Crash Course in Misbehavior | MONDO TRASHO (1969)

How do you say Divine?
With the flair of a silent film gone bad, director John Waters brings Divine into the national spotlight with his 1969 first full-length MONDO TRASHO.  Fair warning: you may feel like taking a shower after partaking in this cavorting of excess.  It's a lo-fi, 16 mm project that opens with a Medieval-cum-S&M chicken executioner and returns full-circle to the farm with some commendable death throe maneuvers in pig shit.  Throughout,  Divine's sparkle space outfit truly shines, despite the pants half which keep falling.  

Water's world is populated by freaks of all kind, from the city park to the looney bin to the mad doctor's office--and everyone's got an angle.  Divine might be crass and déclassée, a flat out criminal even, but while she shoplifts with panache and holds up a cabbie by knifepoint, it's all for a good cause, the rectifying of her running over the grittily beautiful and frail-ish waif The Bombshell (Mary Vivian Pearce).  Divine's desire to right her wrongs shows her heart's in the right place.  She's the least nutty of all the Baltimore crazies, and the most devout of the fallen prostrate at the Virgin Mary's periodic interventions.

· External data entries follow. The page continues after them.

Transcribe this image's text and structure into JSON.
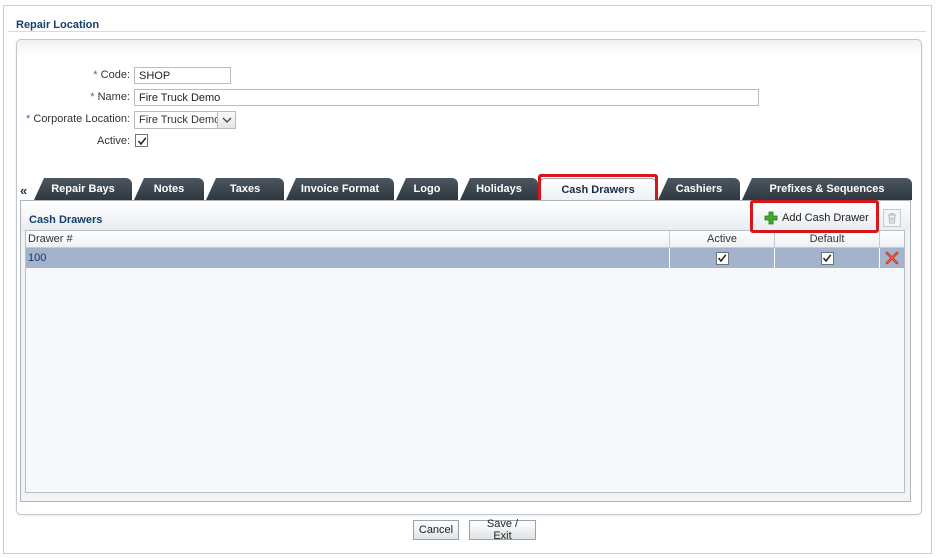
{
  "page": {
    "title": "Repair Location"
  },
  "form": {
    "code": {
      "label": "Code:",
      "value": "SHOP"
    },
    "name": {
      "label": "Name:",
      "value": "Fire Truck Demo"
    },
    "corporate_location": {
      "label": "Corporate Location:",
      "value": "Fire Truck Demo"
    },
    "active": {
      "label": "Active:",
      "checked": true
    },
    "required_marker": "*"
  },
  "tabs": {
    "scroll_left": "«",
    "items": [
      {
        "label": "Repair Bays"
      },
      {
        "label": "Notes"
      },
      {
        "label": "Taxes"
      },
      {
        "label": "Invoice Format"
      },
      {
        "label": "Logo"
      },
      {
        "label": "Holidays"
      },
      {
        "label": "Cash Drawers",
        "active": true
      },
      {
        "label": "Cashiers"
      },
      {
        "label": "Prefixes & Sequences"
      }
    ]
  },
  "cash_drawers": {
    "title": "Cash Drawers",
    "add_label": "Add Cash Drawer",
    "columns": [
      "Drawer #",
      "Active",
      "Default"
    ],
    "rows": [
      {
        "drawer": "100",
        "active": true,
        "default": true
      }
    ]
  },
  "footer": {
    "cancel_label": "Cancel",
    "save_label": "Save / Exit"
  },
  "colors": {
    "highlight": "#d7161c",
    "tab_dark": "#3a444d",
    "title_blue": "#14406b",
    "row_selected": "#a4b3cc"
  }
}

The soundtrack is consistently jarring, a loud hodge-podge of doo-wop, mo-town, rock, and classical often taking the place of dialogue in this one-and-a-half hour venture into non-synch sound where voice-overs happen rarely.

MONDO TRASHO lives up to its name in spades, and is a seriously disturbing albeit comical journey that sways more towards experimental art piece than a traditional film.  The now-classic verbal exchange containing a litany of foul-language barbs between the two suburbanites waiting on their bus is certainly worth making it to the end.